What links a suburban house in south London and the architect behind the Palace of Westminster? The answer is the Mayor of London Boris Johnson’s unprecedented £60 million to rescue the capital’s abandoned, derelict and blighted buildings. One property being considered on the list to be redeemed is Britain’s only surviving example of a concrete house, situated off Lordship Lane in East Dulwich, designed by Charles Barry Jnr, whose father was responsible for rebuilding the Houses of Parliament in the 1840s.

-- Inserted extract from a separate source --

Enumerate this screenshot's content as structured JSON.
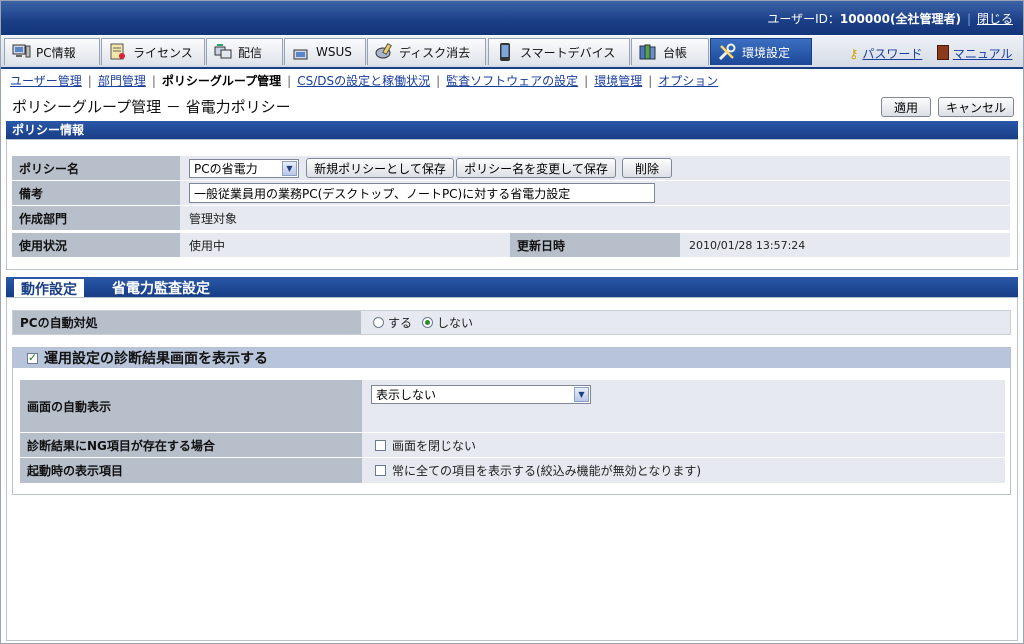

By 2011, the mayor will have invested new funding to bring more than3,400 empty homes back into use. London boroughs have now received over £39 million from the mayor. In addition he has promised a further £21 million in 2010/11 to fund a range of practical measures to encourage owners to repair and reoccupy empty homes, to meet his ambitious aim of reducing the proportion of long-term empty homes in the capital to just one per cent. This amount is three times more than was invested during the last three-year funding round.  Its impact could be multiplied were we able to invest part of the London Homes and Communities Agency’s National Affordable Housing Programme into bringing empty homes back into use.

Empty homes are not only a waste of a valuable housing resource, at a time when waiting lists have doubled in the capital they can also blight neighbourhoods,attracting vandalism, creating local eyesores and spoiling the built environment. As well as providing much-needed affordable homes in the capital, the funding will support an extensive repairs and renovations programme, boosting London’s ailing construction industry. The mayor’s focus in London is on the very worst abandoned and derelict  buildings and his aim to turn them into family homes is backed by a raft of practical action.  In addition to the big ticket funding, we are also working closely with the London boroughs to audit all long-term empty homes, to give us the information we need to target funding at the buildings that need it most. It is also vital to remove financial incentives to leaving homes vacant, including the empty homes council tax discount, which is still being offered at a maximum by half of London’s boroughs councils.

In the last housing market downturn of the 1990s, the number of empty homes soared.  With the current recession beginning to bite, the Inside Housing campaign couldn’t have come at a better time – a campaign that the Mayor of London enthusiastically backs today.